Woolas gaffe betrays the chippy Labour entitlement culture

When I lived in a corrupt African country one of our ongoing battles was to explain to staff that the 24 days of "sick pay" available were a maximum, a contractual cap upon compensation and not an automatic holiday entitlement. To take a "sick day" when you are well is dishonest, and you would be sanctioned for it. To the newly globalised employees of what was previously a (British) civil service culture this was a shock. No matter how much we emphasised it, explained it, gave generous holidays and pay, sent doctors out to care for those reporting sick - a hard core never really got the hang of it. To them, the limit on sick pay (which appears in almost every UK employment contract) was an allowance - a form of entitlement which they could either "use or lose" in each employment year. Needless to say, they were the worst employees in a more general sense and they didn't last long.

I thought I had left his behind until I heard Phil Woolas on Radio Four this morning offering this explanation of why the (apparently misguided) public are so angry:

We have an allowance system that some people see as an expense system


My blood is boiling. Mr Woolas that is exactly what you do not have. You have an expense system which covers expenses wholly, neccesarily and exclusively incurred in the course of performing your parliamentary duties up to a maximum allowance of £24K per year, or whatever the relevant figure is. You do not understand the rules of the system you have been abusing. If you havent incurred the expense under the rules, you do not even begin to submit a claim. The "allowance" is a maximum, not an aspiration.

It is not independent auditors (at further expense to the taxpayers) that we require to sort out the system - it is a basic standard of honesty and integrity amongst each person who submits a claim. It isn't rocket science, and it occurs every day in every company up and down the land. They don't announce to shareholders that they are going to employ a whole new set of auditors to keep the employees honest - they just employ honest people. And fire those who are found to behave otherwise.

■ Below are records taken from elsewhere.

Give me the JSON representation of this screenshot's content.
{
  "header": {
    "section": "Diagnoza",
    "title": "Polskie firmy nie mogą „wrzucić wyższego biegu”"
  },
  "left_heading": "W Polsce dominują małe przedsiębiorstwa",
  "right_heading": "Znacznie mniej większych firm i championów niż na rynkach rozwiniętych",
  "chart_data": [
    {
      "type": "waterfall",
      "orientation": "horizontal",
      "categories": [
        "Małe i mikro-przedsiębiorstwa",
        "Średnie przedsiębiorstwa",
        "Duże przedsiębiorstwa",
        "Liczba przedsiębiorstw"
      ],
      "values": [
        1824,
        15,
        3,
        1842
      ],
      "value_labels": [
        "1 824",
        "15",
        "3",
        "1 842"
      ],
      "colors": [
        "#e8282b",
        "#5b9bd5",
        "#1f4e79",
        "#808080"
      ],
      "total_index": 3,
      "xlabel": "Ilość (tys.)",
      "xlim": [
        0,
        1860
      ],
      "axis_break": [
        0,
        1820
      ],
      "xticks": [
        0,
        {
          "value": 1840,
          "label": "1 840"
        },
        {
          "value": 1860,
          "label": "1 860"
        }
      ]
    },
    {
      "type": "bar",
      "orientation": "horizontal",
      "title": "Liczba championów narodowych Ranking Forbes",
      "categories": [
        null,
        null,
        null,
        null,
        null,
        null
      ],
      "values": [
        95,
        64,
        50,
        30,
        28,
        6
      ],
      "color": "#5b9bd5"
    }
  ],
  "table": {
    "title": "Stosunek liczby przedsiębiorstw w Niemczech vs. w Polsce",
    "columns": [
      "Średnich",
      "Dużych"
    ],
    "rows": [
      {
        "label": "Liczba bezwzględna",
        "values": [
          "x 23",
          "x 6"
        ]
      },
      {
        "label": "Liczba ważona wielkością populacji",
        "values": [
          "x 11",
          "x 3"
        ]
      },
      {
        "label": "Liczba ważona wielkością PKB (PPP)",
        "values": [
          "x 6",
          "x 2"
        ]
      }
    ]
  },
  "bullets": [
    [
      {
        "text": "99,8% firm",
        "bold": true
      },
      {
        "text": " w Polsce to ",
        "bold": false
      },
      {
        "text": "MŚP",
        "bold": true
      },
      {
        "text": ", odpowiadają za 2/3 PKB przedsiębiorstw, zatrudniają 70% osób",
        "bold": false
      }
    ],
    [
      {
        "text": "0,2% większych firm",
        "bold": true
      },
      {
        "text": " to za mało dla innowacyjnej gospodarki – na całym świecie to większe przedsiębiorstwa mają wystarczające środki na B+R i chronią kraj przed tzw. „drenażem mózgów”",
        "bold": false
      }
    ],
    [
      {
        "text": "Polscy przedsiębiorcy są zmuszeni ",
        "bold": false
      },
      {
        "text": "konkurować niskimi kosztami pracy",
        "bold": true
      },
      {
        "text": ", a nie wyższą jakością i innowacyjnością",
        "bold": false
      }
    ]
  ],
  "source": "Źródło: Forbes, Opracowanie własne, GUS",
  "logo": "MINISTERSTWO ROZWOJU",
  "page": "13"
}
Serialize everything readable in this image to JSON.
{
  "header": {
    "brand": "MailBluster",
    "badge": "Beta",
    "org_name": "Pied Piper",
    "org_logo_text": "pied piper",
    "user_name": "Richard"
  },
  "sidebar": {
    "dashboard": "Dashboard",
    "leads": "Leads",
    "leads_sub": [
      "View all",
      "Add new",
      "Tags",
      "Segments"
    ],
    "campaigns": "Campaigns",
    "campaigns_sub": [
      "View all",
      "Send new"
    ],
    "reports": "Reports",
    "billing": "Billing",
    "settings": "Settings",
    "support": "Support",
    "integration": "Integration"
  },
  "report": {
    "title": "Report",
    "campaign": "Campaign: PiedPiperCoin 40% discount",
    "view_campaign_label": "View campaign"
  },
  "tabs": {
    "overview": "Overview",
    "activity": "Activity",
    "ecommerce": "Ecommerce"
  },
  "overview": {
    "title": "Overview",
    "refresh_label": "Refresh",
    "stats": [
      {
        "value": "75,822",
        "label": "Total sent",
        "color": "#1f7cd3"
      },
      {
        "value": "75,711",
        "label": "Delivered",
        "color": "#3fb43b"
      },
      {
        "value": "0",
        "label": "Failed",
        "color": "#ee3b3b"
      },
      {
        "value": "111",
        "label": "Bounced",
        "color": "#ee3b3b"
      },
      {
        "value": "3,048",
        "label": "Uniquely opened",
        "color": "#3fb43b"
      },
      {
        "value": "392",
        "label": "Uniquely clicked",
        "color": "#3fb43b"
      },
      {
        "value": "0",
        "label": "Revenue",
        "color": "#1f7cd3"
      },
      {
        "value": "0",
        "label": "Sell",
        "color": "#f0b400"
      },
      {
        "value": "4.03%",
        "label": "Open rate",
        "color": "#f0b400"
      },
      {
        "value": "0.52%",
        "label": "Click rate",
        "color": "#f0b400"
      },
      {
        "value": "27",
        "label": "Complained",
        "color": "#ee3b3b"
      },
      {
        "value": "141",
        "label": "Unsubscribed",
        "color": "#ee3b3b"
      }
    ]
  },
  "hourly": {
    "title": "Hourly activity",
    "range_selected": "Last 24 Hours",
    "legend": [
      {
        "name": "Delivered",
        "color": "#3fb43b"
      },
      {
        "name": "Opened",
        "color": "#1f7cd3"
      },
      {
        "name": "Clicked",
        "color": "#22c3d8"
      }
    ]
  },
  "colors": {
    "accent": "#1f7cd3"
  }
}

But I guess if a Cabinet minister does not even understand the rules within which he claims he is acting then the problem goes much deeper than expenses. At least Mr Woolas had the decency to apologise for what he had done:

- "I am sorry if I have caused embarassing headlines".


He said. What a dissapointing day.

1 comment:

passinthru said...

The sick leave analogy is spot on.

Also spot on was La Widdie on C4 News: Either the expenses are in order, in which case why pay them back? Or the expenses are out of order, in which case why are these people still in office?